Saturday, February 15, 2020

Week 7_Esther Lai_ASA114

Esther Lai
ASA 114
Week 7
In “Popular Music: Sound of Home Resistance and Change,” Kieu Linh Caroline Valverde discusses the role of music as a political and cultural tool in Vietnam and the Vietnamese diaspora. Vietnamese music was restricted from trade by both the U.S. and Vietnam due to the governments and the anticommunist Vietnamese Americans, though it did not stop the people from downloading and listening to the restricted material anyway. With this restriction in place, it made it possible for Vietnamese in the global diaspora to create their own music, a sort of hybridity to Vietnamese music, eventually becoming a hit tying together the global Vietnamese diaspora and the Vietnamese in the homeland.

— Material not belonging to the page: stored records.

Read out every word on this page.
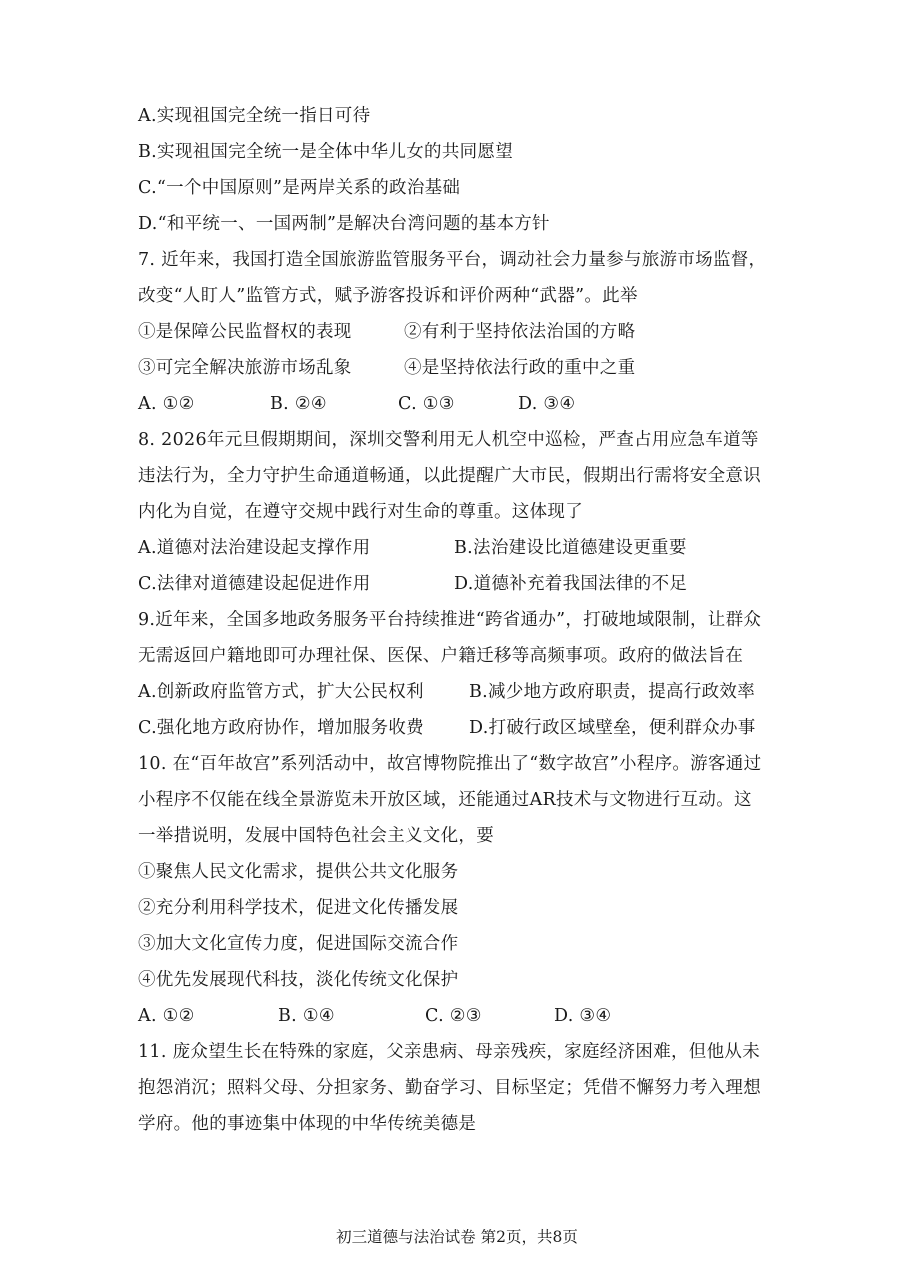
A.实现祖国完全统一指日可待
B.实现祖国完全统一是全体中华儿女的共同愿望
C.“一个中国原则”是两岸关系的政治基础
D.“和平统一、一国两制”是解决台湾问题的基本方针
7. 近年来，我国打造全国旅游监管服务平台，调动社会力量参与旅游市场监督，
改变“人盯人”监管方式，赋予游客投诉和评价两种“武器”。此举
①是保障公民监督权的表现	②有利于坚持依法治国的方略
③可完全解决旅游市场乱象	④是坚持依法行政的重中之重
A. ①②	B. ②④	C. ①③	D. ③④
8. 2026年元旦假期期间，深圳交警利用无人机空中巡检，严查占用应急车道等
违法行为，全力守护生命通道畅通，以此提醒广大市民，假期出行需将安全意识
内化为自觉，在遵守交规中践行对生命的尊重。这体现了
A.道德对法治建设起支撑作用	B.法治建设比道德建设更重要
C.法律对道德建设起促进作用	D.道德补充着我国法律的不足
9.近年来，全国多地政务服务平台持续推进“跨省通办”，打破地域限制，让群众
无需返回户籍地即可办理社保、医保、户籍迁移等高频事项。政府的做法旨在
A.创新政府监管方式，扩大公民权利	B.减少地方政府职责，提高行政效率
C.强化地方政府协作，增加服务收费	D.打破行政区域壁垒，便利群众办事
10. 在“百年故宫”系列活动中，故宫博物院推出了“数字故宫”小程序。游客通过
小程序不仅能在线全景游览未开放区域，还能通过AR技术与文物进行互动。这
一举措说明，发展中国特色社会主义文化，要
①聚焦人民文化需求，提供公共文化服务
②充分利用科学技术，促进文化传播发展
③加大文化宣传力度，促进国际交流合作
④优先发展现代科技，淡化传统文化保护
A. ①②	B. ①④	C. ②③	D. ③④
11. 庞众望生长在特殊的家庭，父亲患病、母亲残疾，家庭经济困难，但他从未
抱怨消沉；照料父母、分担家务、勤奋学习、目标坚定；凭借不懈努力考入理想
学府。他的事迹集中体现的中华传统美德是
初三道德与法治试卷 第2页，共8页
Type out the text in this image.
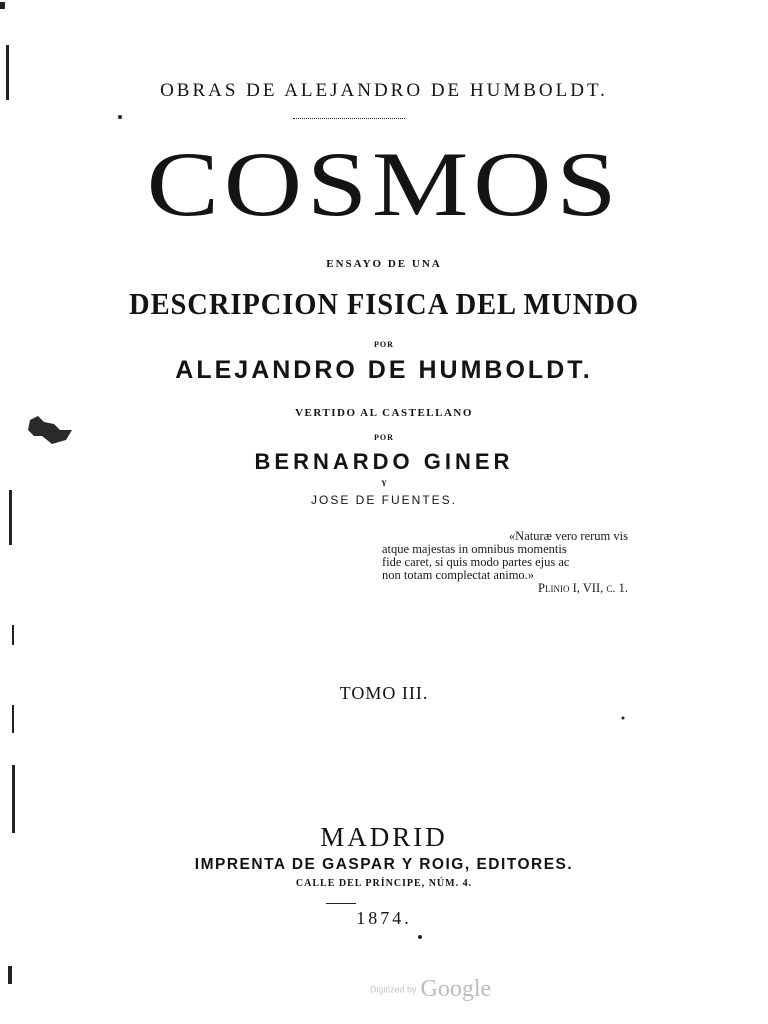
OBRAS DE ALEJANDRO DE HUMBOLDT.
COSMOS
ENSAYO DE UNA
DESCRIPCION FISICA DEL MUNDO
POR
ALEJANDRO DE HUMBOLDT.
VERTIDO AL CASTELLANO
POR
BERNARDO GINER
Y
JOSE DE FUENTES.
«Naturæ vero rerum vis
atque majestas in omnibus momentis
fide caret, si quis modo partes ejus ac
non totam complectat animo.»
Plinio I, VII, c. 1.
TOMO III.
MADRID
IMPRENTA DE GASPAR Y ROIG, EDITORES.
CALLE DEL PRÍNCIPE, NÚM. 4.
1874.
Digitized by Google
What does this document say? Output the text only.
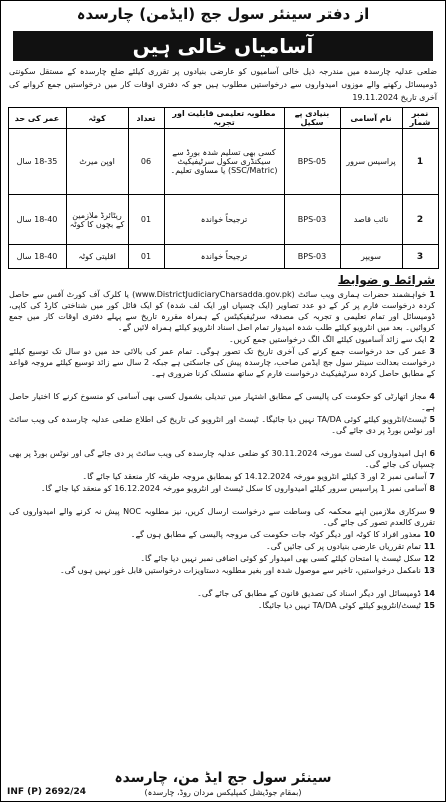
از دفتر سینئر سول جج (ایڈمن) چارسدہ
آسامیاں خالی ہیں
ضلعی عدلیہ چارسدہ میں مندرجہ ذیل خالی آسامیوں کو عارضی بنیادوں پر تقرری کیلئے ضلع چارسدہ کے مستقل سکونتی ڈومیسائل رکھنے والے موزوں امیدواروں سے درخواستیں مطلوب ہیں جو کہ دفتری اوقات کار میں درخواستیں جمع کروانے کی آخری تاریخ 19.11.2024
نمبر شمار	نام آسامی	بنیادی پے سکیل	مطلوبہ تعلیمی قابلیت اور تجربہ	تعداد	کوٹہ	عمر کی حد
1	پراسیس سرور	BPS-05	کسی بھی تسلیم شدہ بورڈ سے سیکنڈری سکول سرٹیفیکیٹ (SSC/Matric) یا مساوی تعلیم۔	06	اوپن میرٹ	18-35 سال
2	نائب قاصد	BPS-03	ترجیحاً خواندہ	01	ریٹائرڈ ملازمین کے بچوں کا کوٹہ	18-40 سال
3	سویپر	BPS-03	ترجیحاً خواندہ	01	اقلیتی کوٹہ	18-40 سال
شرائط و ضوابط
1خواہشمند حضرات ہماری ویب سائٹ (www.DistrictJudiciaryCharsadda.gov.pk) یا کلرک آف کورٹ آفس سے حاصل کردہ درخواست فارم پر کر کے دو عدد تصاویر (ایک چسپاں اور ایک لف شدہ) کو ایک فائل کور میں شناختی کارڈ کی کاپی، ڈومیسائل اور تمام تعلیمی و تجربہ کی مصدقہ سرٹیفیکیٹس کے ہمراہ مقررہ تاریخ سے پہلے دفتری اوقات کار میں جمع کروائیں۔ بعد میں انٹرویو کیلئے طلب شدہ امیدوار تمام اصل اسناد انٹرویو کیلئے ہمراہ لائیں گے۔
2ایک سے زائد آسامیوں کیلئے الگ الگ درخواستیں جمع کریں۔
3عمر کی حد درخواست جمع کرنے کی آخری تاریخ تک تصور ہوگی۔ تمام عمر کی بالائی حد میں دو سال تک توسیع کیلئے درخواست بعدالت سینئر سول جج ایڈمن صاحب، چارسدہ پیش کی جاسکتی ہے جبکہ 2 سال سے زائد توسیع کیلئے مروجہ قواعد کے مطابق حاصل کردہ سرٹیفیکیٹ درخواست فارم کے ساتھ منسلک کرنا ضروری ہے۔
4مجاز اتھارٹی کو حکومت کی پالیسی کے مطابق اشتہار میں تبدیلی بشمول کسی بھی آسامی کو منسوخ کرنے کا اختیار حاصل ہے۔
5ٹیسٹ/انٹرویو کیلئے کوئی TA/DA نہیں دیا جائیگا۔ ٹیسٹ اور انٹرویو کی تاریخ کی اطلاع ضلعی عدلیہ چارسدہ کی ویب سائٹ اور نوٹس بورڈ پر دی جائے گی۔
6اہل امیدواروں کی لسٹ مورخہ 30.11.2024 کو ضلعی عدلیہ چارسدہ کی ویب سائٹ پر دی جائے گی اور نوٹس بورڈ پر بھی چسپاں کی جائے گی۔
7آسامی نمبر 2 اور 3 کیلئے انٹرویو مورخہ 14.12.2024 کو بمطابق مروجہ طریقہ کار منعقد کیا جائے گا۔
8آسامی نمبر 1 پراسیس سرور کیلئے امیدواروں کا سکل ٹیسٹ اور انٹرویو مورخہ 16.12.2024 کو منعقد کیا جائے گا۔
9سرکاری ملازمین اپنے محکمہ کی وساطت سے درخواست ارسال کریں، نیز مطلوبہ NOC پیش نہ کرنے والے امیدواروں کی تقرری کالعدم تصور کی جائے گی۔
10معذور افراد کا کوٹہ اور دیگر کوٹہ جات حکومت کی مروجہ پالیسی کے مطابق ہوں گے۔
11تمام تقرریاں عارضی بنیادوں پر کی جائیں گی۔
12سکل ٹیسٹ یا امتحان کیلئے کسی بھی امیدوار کو کوئی اضافی نمبر نہیں دیا جائے گا۔
13نامکمل درخواستیں، تاخیر سے موصول شدہ اور بغیر مطلوبہ دستاویزات درخواستیں قابل غور نہیں ہوں گی۔
14ڈومیسائل اور دیگر اسناد کی تصدیق قانون کے مطابق کی جائے گی۔
15ٹیسٹ/انٹرویو کیلئے کوئی TA/DA نہیں دیا جائیگا۔
سینئر سول جج ایڈ من، چارسدہ
(بمقام جوڈیشل کمپلیکس مردان روڈ، چارسدہ)
INF (P) 2692/24
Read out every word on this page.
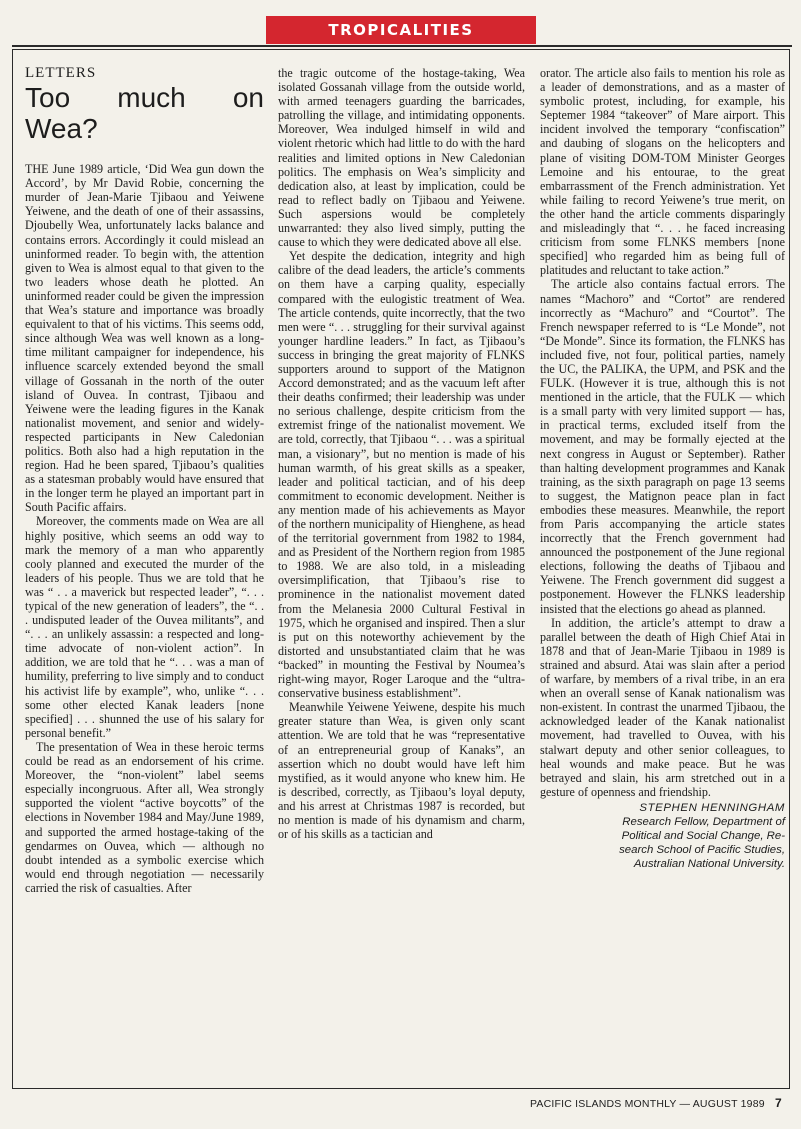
TROPICALITIES
LETTERS
Too much on Wea?

THE June 1989 article, ‘Did Wea gun down the Accord’, by Mr David Robie, concerning the murder of Jean-Marie Tjibaou and Yeiwene Yeiwene, and the death of one of their assassins, Djoubelly Wea, unfortunately lacks balance and contains errors. Accordingly it could mislead an uninformed reader. To begin with, the attention given to Wea is almost equal to that given to the two leaders whose death he plotted. An uninformed reader could be given the impression that Wea’s stature and importance was broadly equivalent to that of his victims. This seems odd, since although Wea was well known as a long-time militant campaigner for independence, his influence scarcely extended beyond the small village of Gossanah in the north of the outer island of Ouvea. In contrast, Tjibaou and Yeiwene were the leading figures in the Kanak nationalist movement, and senior and widely-respected participants in New Caledonian politics. Both also had a high reputation in the region. Had he been spared, Tjibaou’s qualities as a statesman probably would have ensured that in the longer term he played an important part in South Pacific affairs.

Moreover, the comments made on Wea are all highly positive, which seems an odd way to mark the memory of a man who apparently cooly planned and executed the murder of the leaders of his people. Thus we are told that he was “ . . a maverick but respected leader”, “. . . typical of the new generation of leaders”, the “. . . undisputed leader of the Ouvea militants”, and “. . . an unlikely assassin: a respected and long-time advocate of non-violent action”. In addition, we are told that he “. . . was a man of humility, preferring to live simply and to conduct his activist life by example”, who, unlike “. . . some other elected Kanak leaders [none specified] . . . shunned the use of his salary for personal benefit.”

The presentation of Wea in these heroic terms could be read as an endorsement of his crime. Moreover, the “non-violent” label seems especially incongruous. After all, Wea strongly supported the violent “active boycotts” of the elections in November 1984 and May/June 1989, and supported the armed hostage-taking of the gendarmes on Ouvea, which — although no doubt intended as a symbolic exercise which would end through negotiation — necessarily carried the risk of casualties. After

the tragic outcome of the hostage-taking, Wea isolated Gossanah village from the outside world, with armed teenagers guarding the barricades, patrolling the village, and intimidating opponents. Moreover, Wea indulged himself in wild and violent rhetoric which had little to do with the hard realities and limited options in New Caledonian politics. The emphasis on Wea’s simplicity and dedication also, at least by implication, could be read to reflect badly on Tjibaou and Yeiwene. Such aspersions would be completely unwarranted: they also lived simply, putting the cause to which they were dedicated above all else.

Yet despite the dedication, integrity and high calibre of the dead leaders, the article’s comments on them have a carping quality, especially compared with the eulogistic treatment of Wea. The article contends, quite incorrectly, that the two men were “. . . struggling for their survival against younger hardline leaders.” In fact, as Tjibaou’s success in bringing the great majority of FLNKS supporters around to support of the Matignon Accord demonstrated; and as the vacuum left after their deaths confirmed; their leadership was under no serious challenge, despite criticism from the extremist fringe of the nationalist movement. We are told, correctly, that Tjibaou “. . . was a spiritual man, a visionary”, but no mention is made of his human warmth, of his great skills as a speaker, leader and political tactician, and of his deep commitment to economic development. Neither is any mention made of his achievements as Mayor of the northern municipality of Hienghene, as head of the territorial government from 1982 to 1984, and as President of the Northern region from 1985 to 1988. We are also told, in a misleading oversimplification, that Tjibaou’s rise to prominence in the nationalist movement dated from the Melanesia 2000 Cultural Festival in 1975, which he organised and inspired. Then a slur is put on this noteworthy achievement by the distorted and unsubstantiated claim that he was “backed” in mounting the Festival by Noumea’s right-wing mayor, Roger Laroque and the “ultra-conservative business establishment”.

Meanwhile Yeiwene Yeiwene, despite his much greater stature than Wea, is given only scant attention. We are told that he was “representative of an entrepreneurial group of Kanaks”, an assertion which no doubt would have left him mystified, as it would anyone who knew him. He is described, correctly, as Tjibaou’s loyal deputy, and his arrest at Christmas 1987 is recorded, but no mention is made of his dynamism and charm, or of his skills as a tactician and

orator. The article also fails to mention his role as a leader of demonstrations, and as a master of symbolic protest, including, for example, his Septemer 1984 “takeover” of Mare airport. This incident involved the temporary “confiscation” and daubing of slogans on the helicopters and plane of visiting DOM-TOM Minister Georges Lemoine and his entourae, to the great embarrassment of the French administration. Yet while failing to record Yeiwene’s true merit, on the other hand the article comments disparingly and misleadingly that “. . . he faced increasing criticism from some FLNKS members [none specified] who regarded him as being full of platitudes and reluctant to take action.”

The article also contains factual errors. The names “Machoro” and “Cortot” are rendered incorrectly as “Machuro” and “Courtot”. The French newspaper referred to is “Le Monde”, not “De Monde”. Since its formation, the FLNKS has included five, not four, political parties, namely the UC, the PALIKA, the UPM, and PSK and the FULK. (However it is true, although this is not mentioned in the article, that the FULK — which is a small party with very limited support — has, in practical terms, excluded itself from the movement, and may be formally ejected at the next congress in August or September). Rather than halting development programmes and Kanak training, as the sixth paragraph on page 13 seems to suggest, the Matignon peace plan in fact embodies these measures. Meanwhile, the report from Paris accompanying the article states incorrectly that the French government had announced the postponement of the June regional elections, following the deaths of Tjibaou and Yeiwene. The French government did suggest a postponement. However the FLNKS leadership insisted that the elections go ahead as planned.

In addition, the article’s attempt to draw a parallel between the death of High Chief Atai in 1878 and that of Jean-Marie Tjibaou in 1989 is strained and absurd. Atai was slain after a period of warfare, by members of a rival tribe, in an era when an overall sense of Kanak nationalism was non-existent. In contrast the unarmed Tjibaou, the acknowledged leader of the Kanak nationalist movement, had travelled to Ouvea, with his stalwart deputy and other senior colleagues, to heal wounds and make peace. But he was betrayed and slain, his arm stretched out in a gesture of openness and friendship.

STEPHEN HENNINGHAM
Research Fellow, Department of
Political and Social Change, Re-
search School of Pacific Studies,
Australian National University.
PACIFIC ISLANDS MONTHLY — AUGUST 1989 7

With travel and communication technologies becoming much easier to access, Vietnamese pop stars and musical artists were able to travel around the world and perform for their overseas fans, covering a wide array of global territory seeing the Vietnamese diaspora is extensively spread out across the globe. With programs like Paris by Night being available, both illegally and legally, to the diaspora, it allowed overseas Vietnamese to reconnect to their homeland and to even create their own hybrid cultures incorporating homeland media and their host country’s media. With both the diaspora and the homeland having artists that appeal to both sides, the reconnection and joint cultural understanding is possible and leaves a positive impact on communities on both sides. This talk of bootlegging and illegally downloading homeland media reminds me of the times when I was younger and buying DVDs and CDs for $5, always thinking that they were the real deal and never wondering why they were all so cheap with some bad printing quality. It wasn’t until later that I realized that they were all copies of the originals that were then sold to people like us, who were in the diaspora who were still interested in homeland media, to buy from.

Question: If not for the censorship of Vietnamese media like Paris By Night, would this kind of hybrid culture surrounding it overseas still be existent? Is it the adversity in getting this kind of media entertainment part of the creation and importance of Vietnamese American hybridity surrounding music and television?